Reign (The Sainthood - Boys of Lowell High #3)(131)



“It doesn’t matter,” I say, bucking my hips up in encouragement. “I want this with you. Right here. Right now. Nothing has made so much sense in a long time.”

He inspects me for so long I fear he will pull out and change his mind, but then he pushes the rest of the way inside me, and I swallow my cry of pain. He peppers little kisses along my neck and my collarbone, gently kneading my tits as he slowly rocks back and forth inside me. “I’ll go slow until it doesn’t hurt anymore,” he whispers across my now overheated skin. “And if you want me to stop, I will.”

“I don’t want you to stop,” I say, threading my fingers through the longish dark strands of hair now falling over his strong brow. “Keep going.”

He makes love to me then, only picking up his pace when I confirm it no longer hurts, but he’s never rough, completely attentive to my needs, and he brings me to a second orgasm as his own climax hits.

I’m sprawled across his warm body, a few hours later, listening to the comforting beat of his heart, watching his chest inflate and deflate in slumber, wishing I could stay here in this little beach cabin with this beautiful stranger for eternity.

But I know that’s only wishful thinking. A fantasy I can’t entertain. Bringing anyone into my life risks theirs, and that’d be a poor way of rewarding this man who has given me a night I will cherish for the rest of my life.

Although I hate to leave him like this, it’s for the best.

He can’t know who I am or understand the implications of what we’ve just done.

Reluctantly, I ease out of his warm bed and his life, feeling a pang of overwhelming sadness as I get dressed, preparing myself to leave him behind. He looks peaceful in slumber, like a tattooed guardian angel, arriving at the perfect moment to help put things in perspective.

If I’d followed through tonight, they would have won, and I know my dead mother wouldn’t want that for me.

I’m stronger than that.

I might be a pawn in a game I don’t want to play, but that doesn’t mean I can’t win.

I need to strategize.

To plan my victory so I can escape the tortured future lying in wait for me.

Determination surges through my veins, and I smile adoringly at the beautiful man who has given me so much more than his body. “Thank you,” I whisper, blowing him a kiss. I wish I could taste his lips one final time, but I don’t want to wake him. It’s better that I leave like this.

My hand is curled around the door handle when I spy a pencil and sketchpad on the coffee table. Without stopping to second-guess myself, I tear a strip off the end of a blank page and pen a brief note.



You can’t possibly know this, but you saved my life in more ways than one tonight. You have reminded me why it’s important to survive. Given me the strength to fight for what I want. And you have given me a precious memory I will hold close until my dying breath. Thank you. A.



As I close the door and head back toward my car, back to a life I despise, I know I’ll be reliving this special night every day for the rest of my life.
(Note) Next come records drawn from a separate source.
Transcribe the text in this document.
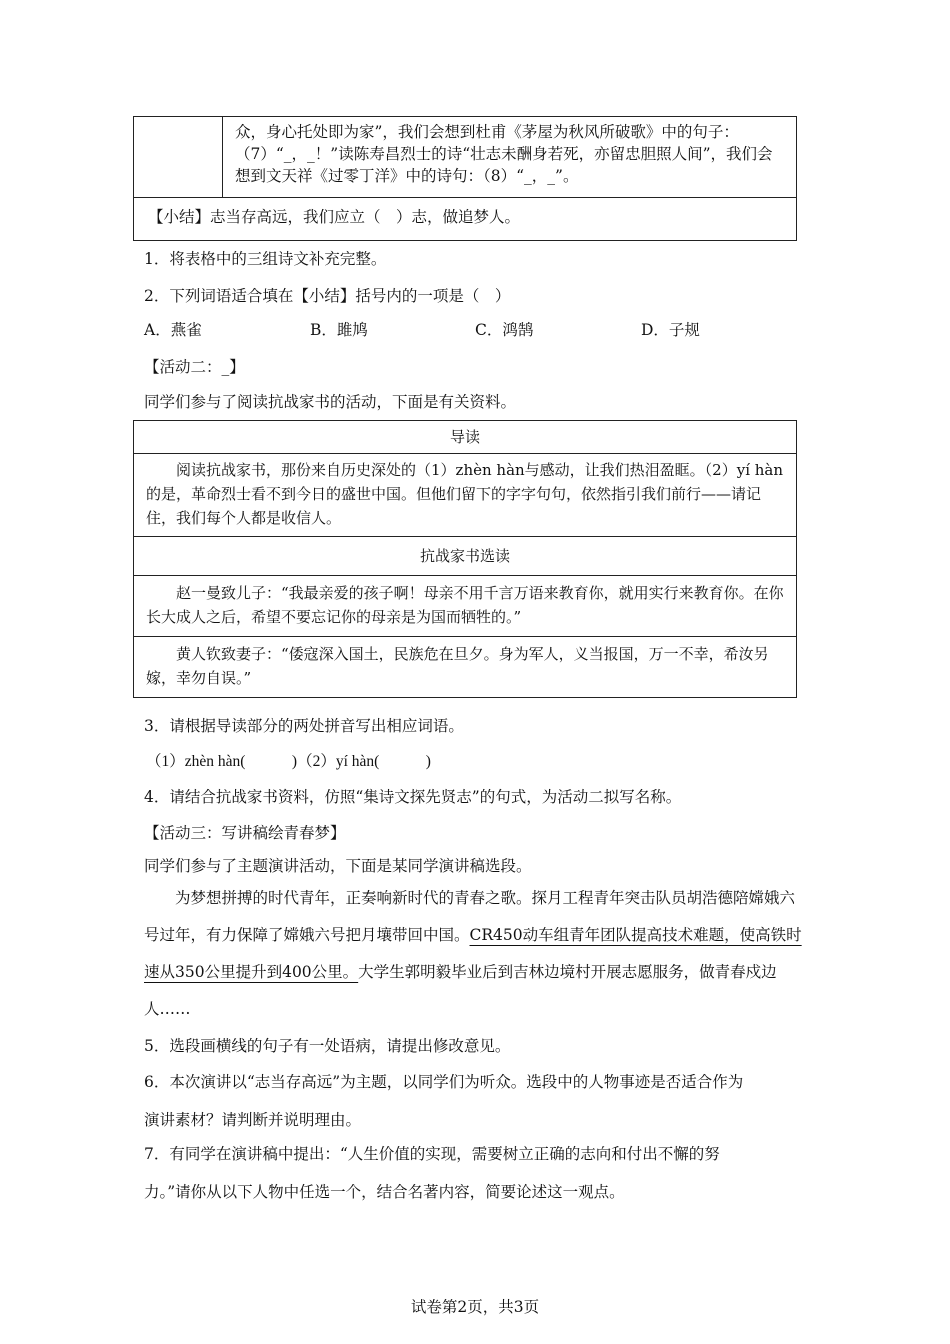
	众，身心托处即为家”，我们会想到杜甫《茅屋为秋风所破歌》中的句子：（7）“_，_！”读陈寿昌烈士的诗“壮志未酬身若死，亦留忠胆照人间”，我们会想到文天祥《过零丁洋》中的诗句：（8）“_，_”。
【小结】志当存高远，我们应立（　）志，做追梦人。
1．将表格中的三组诗文补充完整。
2．下列词语适合填在【小结】括号内的一项是（　）
A．燕雀	B．雎鸠	C．鸿鹄	D．子规
【活动二：_】
同学们参与了阅读抗战家书的活动，下面是有关资料。
导读
阅读抗战家书，那份来自历史深处的（1）zhèn hàn与感动，让我们热泪盈眶。（2）yí hàn的是，革命烈士看不到今日的盛世中国。但他们留下的字字句句，依然指引我们前行——请记住，我们每个人都是收信人。
抗战家书选读
赵一曼致儿子：“我最亲爱的孩子啊！母亲不用千言万语来教育你，就用实行来教育你。在你长大成人之后，希望不要忘记你的母亲是为国而牺牲的。”
黄人钦致妻子：“倭寇深入国土，民族危在旦夕。身为军人，义当报国，万一不幸，希汝另嫁，幸勿自误。”
3．请根据导读部分的两处拼音写出相应词语。
（1）zhèn hàn(　　　)（2）yí hàn(　　　)
4．请结合抗战家书资料，仿照“集诗文探先贤志”的句式，为活动二拟写名称。
【活动三：写讲稿绘青春梦】
同学们参与了主题演讲活动，下面是某同学演讲稿选段。
为梦想拼搏的时代青年，正奏响新时代的青春之歌。探月工程青年突击队员胡浩德陪嫦娥六号过年，有力保障了嫦娥六号把月壤带回中国。CR450动车组青年团队提高技术难题，使高铁时速从350公里提升到400公里。大学生郭明毅毕业后到吉林边境村开展志愿服务，做青春戍边人……
5．选段画横线的句子有一处语病，请提出修改意见。
6．本次演讲以“志当存高远”为主题，以同学们为听众。选段中的人物事迹是否适合作为
演讲素材？请判断并说明理由。
7．有同学在演讲稿中提出：“人生价值的实现，需要树立正确的志向和付出不懈的努
力。”请你从以下人物中任选一个，结合名著内容，简要论述这一观点。
试卷第2页，共3页
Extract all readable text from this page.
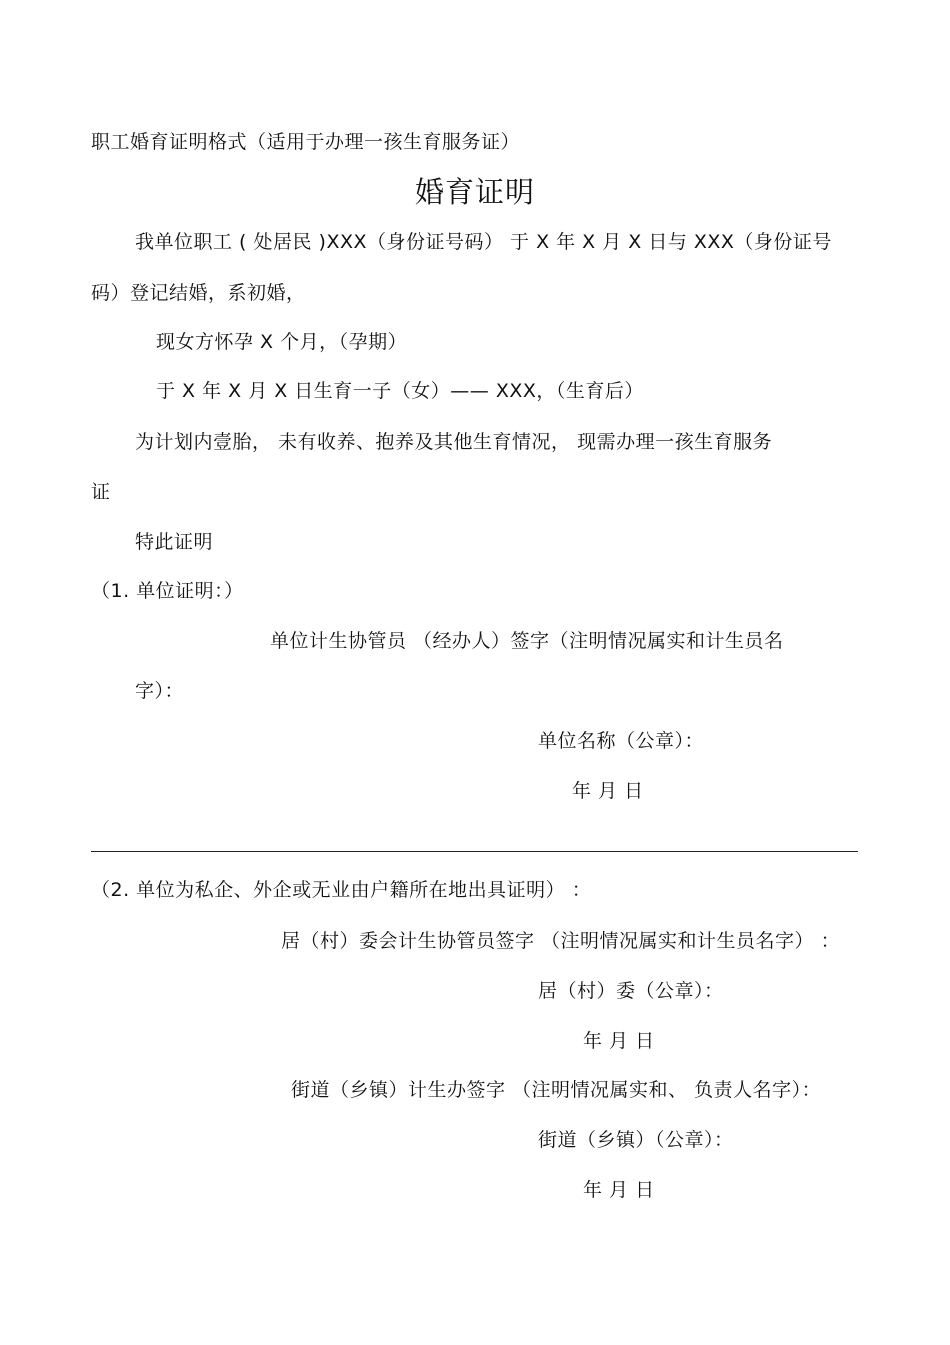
职工婚育证明格式（适用于办理一孩生育服务证）
婚育证明
我单位职工 ( 处居民 )XXX（身份证号码） 于 X 年 X 月 X 日与 XXX（身份证号
码）登记结婚，系初婚，
现女方怀孕 X 个月，（孕期）
于 X 年 X 月 X 日生育一子（女）—— XXX，（生育后）
为计划内壹胎， 未有收养、抱养及其他生育情况， 现需办理一孩生育服务
证
特此证明
（1. 单位证明：）
单位计生协管员 （经办人）签字（注明情况属实和计生员名
字）：
单位名称（公章）：
年 月 日
（2. 单位为私企、外企或无业由户籍所在地出具证明） ：
居（村）委会计生协管员签字 （注明情况属实和计生员名字） ：
居（村）委（公章）：
年 月 日
街道（乡镇）计生办签字 （注明情况属实和、 负责人名字）：
街道（乡镇）（公章）：
年 月 日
But I had no idea that sleeping with this stranger would set certain things in motion. Things that couldn’t be undone. And I certainly had no idea that I’d come to hate him and desperately resent giving him my virginity.





CHAPTER ONE


“GET YOUR HANDS off me!” I shove at Trent’s broad shoulders, pushing him back a couple steps. He immediately reclaims the space, thrusting his face into mine. “This fucking frigid act is getting old, darling,” he sneers, enunciating the last word so I’m left in no doubt of his derision.

Aesthetically, Trent is a gorgeous guy—golden-blond hair, striking blue-gray eyes, strong masculine jaw, high cheekbones, and an impressive body that is ripped in all the right places—but the person behind the exterior is repulsive and totally beyond redemption.

Believe me, I’ve tried. Once I realized I was stuck with the douche, I did my utmost to bring out the best in him.

But you can’t extract something that doesn’t exist.

Trent isn’t a nice guy.

Trent isn’t a decent guy.

Trent embodies everything wrong with the society we live in and everything I want to run screaming from.

But I have no control over my life, and I’m on this speeding train regardless of how badly I want to jump off.

His hands dig into my hips, and he thrusts his obvious arousal into my stomach. I work hard to swallow my disgust. Although it’s tempting to push his buttons more, he’s been drinking, and I remember what happened the last time we got into it when he was hammered. A shiver tiptoes up my spine at the memory of him shoving his cock into my mouth while he had me pinned on the bed, his ass pressing down on my chest, as he fucked my mouth with no mercy.

How can a guy look so angelic and be so evil? Trent grinds against me, pawing at my chest and slobbering all over my neck.

At first glance, his mouth is utterly kissable until he opens it, shattering the illusion with the venom that regularly spews from his mouth.

Trent is the stereotypical rich kid. Spoiled, arrogant, and smarmy. He has sailed through life, handed everything on a silver platter, and he thinks his shit doesn’t stink. Most everyone trips over themselves to give him everything he needs, especially the posse of women who fight for a temporary place in his bed, and his ego is floating somewhere in orbit.